The Lagos plan of action: A critique

Of several possible readings of the Lagos Plan of Action I shall mention three.

The first considers that it is essentially ideological in content, or the outcome of an exercise in rhetoric. It would then be necessary to oppose it with a more 'scientifically' formulated document: one with no obvious political or ideological content. Furthermore, it is alleged that the language used is too Third Worldist. This is the Western viewpoint expressed in the World Bank report, for which the quest for the autonomy of the agro-food system does not promote development, but on the contrary hampers it, since it involves using resources in a way that does not maximize 'world welfare'.

The second reading consists in considering the Lagos Action Plan as an interesting document but one that should be consigned to the archives, since there are no social forces to demand its implementation. On the contrary, the crisis is pushing governments to go deep in debt rather than to implement the World Bank's programme.

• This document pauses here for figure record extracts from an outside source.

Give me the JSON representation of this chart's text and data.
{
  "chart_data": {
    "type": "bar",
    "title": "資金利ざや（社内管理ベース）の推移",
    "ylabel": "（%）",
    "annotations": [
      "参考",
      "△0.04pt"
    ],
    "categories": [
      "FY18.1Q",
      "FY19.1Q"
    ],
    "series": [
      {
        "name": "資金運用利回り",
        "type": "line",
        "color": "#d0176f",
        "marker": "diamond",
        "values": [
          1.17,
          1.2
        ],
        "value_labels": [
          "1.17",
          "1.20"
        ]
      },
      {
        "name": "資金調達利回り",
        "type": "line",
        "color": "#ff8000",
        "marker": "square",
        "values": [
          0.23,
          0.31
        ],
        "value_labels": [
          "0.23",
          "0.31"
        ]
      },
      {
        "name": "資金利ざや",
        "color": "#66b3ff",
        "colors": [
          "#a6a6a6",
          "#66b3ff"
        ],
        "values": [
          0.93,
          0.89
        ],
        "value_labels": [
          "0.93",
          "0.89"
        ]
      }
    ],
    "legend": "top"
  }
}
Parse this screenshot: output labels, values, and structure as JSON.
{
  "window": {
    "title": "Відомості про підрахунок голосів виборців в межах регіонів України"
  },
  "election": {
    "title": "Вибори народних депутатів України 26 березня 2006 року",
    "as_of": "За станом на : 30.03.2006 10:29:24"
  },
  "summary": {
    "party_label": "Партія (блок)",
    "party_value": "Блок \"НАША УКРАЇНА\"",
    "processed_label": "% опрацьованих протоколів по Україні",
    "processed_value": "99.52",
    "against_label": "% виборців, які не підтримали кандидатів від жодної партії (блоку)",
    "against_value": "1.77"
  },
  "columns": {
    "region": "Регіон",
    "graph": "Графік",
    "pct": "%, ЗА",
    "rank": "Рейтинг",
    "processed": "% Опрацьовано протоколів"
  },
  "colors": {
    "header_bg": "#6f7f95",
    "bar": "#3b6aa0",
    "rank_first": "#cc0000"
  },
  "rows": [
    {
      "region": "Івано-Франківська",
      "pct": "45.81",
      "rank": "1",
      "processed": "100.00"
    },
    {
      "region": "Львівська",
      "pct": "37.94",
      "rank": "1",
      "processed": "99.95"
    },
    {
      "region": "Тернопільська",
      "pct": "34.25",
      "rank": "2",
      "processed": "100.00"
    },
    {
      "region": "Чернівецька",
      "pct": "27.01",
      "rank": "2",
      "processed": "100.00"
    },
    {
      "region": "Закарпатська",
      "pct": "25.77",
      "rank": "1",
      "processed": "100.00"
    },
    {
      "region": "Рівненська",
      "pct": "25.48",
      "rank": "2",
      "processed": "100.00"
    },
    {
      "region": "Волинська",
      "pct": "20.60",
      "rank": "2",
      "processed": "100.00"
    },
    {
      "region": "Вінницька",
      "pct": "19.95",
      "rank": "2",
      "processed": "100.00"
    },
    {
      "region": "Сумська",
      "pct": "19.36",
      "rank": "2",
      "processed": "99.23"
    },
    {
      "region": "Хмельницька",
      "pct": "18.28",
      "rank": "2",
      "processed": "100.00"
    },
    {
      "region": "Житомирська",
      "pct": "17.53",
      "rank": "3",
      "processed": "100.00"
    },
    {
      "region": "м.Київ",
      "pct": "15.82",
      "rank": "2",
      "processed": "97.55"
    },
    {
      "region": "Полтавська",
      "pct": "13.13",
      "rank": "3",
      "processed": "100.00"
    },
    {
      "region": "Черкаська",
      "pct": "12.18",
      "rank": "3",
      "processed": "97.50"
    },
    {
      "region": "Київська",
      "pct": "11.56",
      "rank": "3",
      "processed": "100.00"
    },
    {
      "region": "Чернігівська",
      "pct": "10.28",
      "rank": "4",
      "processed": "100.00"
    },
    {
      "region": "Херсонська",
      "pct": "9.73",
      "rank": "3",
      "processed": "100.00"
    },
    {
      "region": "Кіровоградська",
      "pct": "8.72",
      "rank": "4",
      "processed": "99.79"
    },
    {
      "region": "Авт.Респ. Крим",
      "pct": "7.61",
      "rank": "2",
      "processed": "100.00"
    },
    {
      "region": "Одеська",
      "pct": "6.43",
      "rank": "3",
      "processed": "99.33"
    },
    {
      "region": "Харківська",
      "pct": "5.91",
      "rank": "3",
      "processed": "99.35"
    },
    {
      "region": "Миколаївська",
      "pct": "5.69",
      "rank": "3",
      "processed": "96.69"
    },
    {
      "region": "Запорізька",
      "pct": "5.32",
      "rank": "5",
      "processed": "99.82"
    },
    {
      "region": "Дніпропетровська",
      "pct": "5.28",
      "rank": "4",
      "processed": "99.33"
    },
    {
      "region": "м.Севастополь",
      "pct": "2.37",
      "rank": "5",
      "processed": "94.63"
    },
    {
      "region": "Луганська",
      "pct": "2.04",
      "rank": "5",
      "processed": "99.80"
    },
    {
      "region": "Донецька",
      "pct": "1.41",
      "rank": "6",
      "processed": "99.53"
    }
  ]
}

My reading consists in examining the Plan with a critical eye and considering it as a step on the road to the formulation of objectives and strategies that respond to Africa's needs. The Plan presents the achievement of food self-sufficiency as an aspect of a global strategy of autocentred development. The preamble recalls that, in Africa, the principal feature of the crisis of economic development (and not only of growth) is integration into the capitalist system as a periphery for several centuries. The priority given to agricultural development is largely justified by historical experience and by theory. This point is important: it is what led to placing such hopes in the Lagos Plan despite its gaps and contradictions. To the extent that it has now been practically abandoned, it must be asked if it has fallen victim to its own weaknesses. The drafters used the concept of the strategy of food self-sufficiency in a very narrow sense, since it excluded: gaining control of the food agro-culture system; and problems of securing autonomous financing, industrialization and the accelerated development of a technological base necessary for food agriculture. In addition, the diagnosis ignored the problem of the distribution of the product during either the colonial or the post-colonial period. In particular, the economic and political relations that, in general, make super-exploitation of the peasants and rural dwellers possible, to the benefit of a small domestic minority (urban and rural) and the nations in the Centre, and not of industrialization or of the towns in general, are not spelled out. Consequently, the means advocated to achieve recovery remained very vague; in these circumstances, it was easy to predict the achievement of self-sufficiency between 1980 and 1985. Even this objective, limited though it was, was not attained but rather became more remote. For, in addition to technical weaknesses, the Lagos Plan of Action presupposed that another condition was fulfilled - that every African state has the social capacity (historical legitimacy) and the technical capacity (institutions, well-trained, nationalist and critical intelligentsia) to carry through a policy of food self-sufficiency inspired either by the Chinese or by the Indian model. But the states whose leaders effectively enjoyed historical legitimacy did not delink enough to initiate true agricultural revolutions.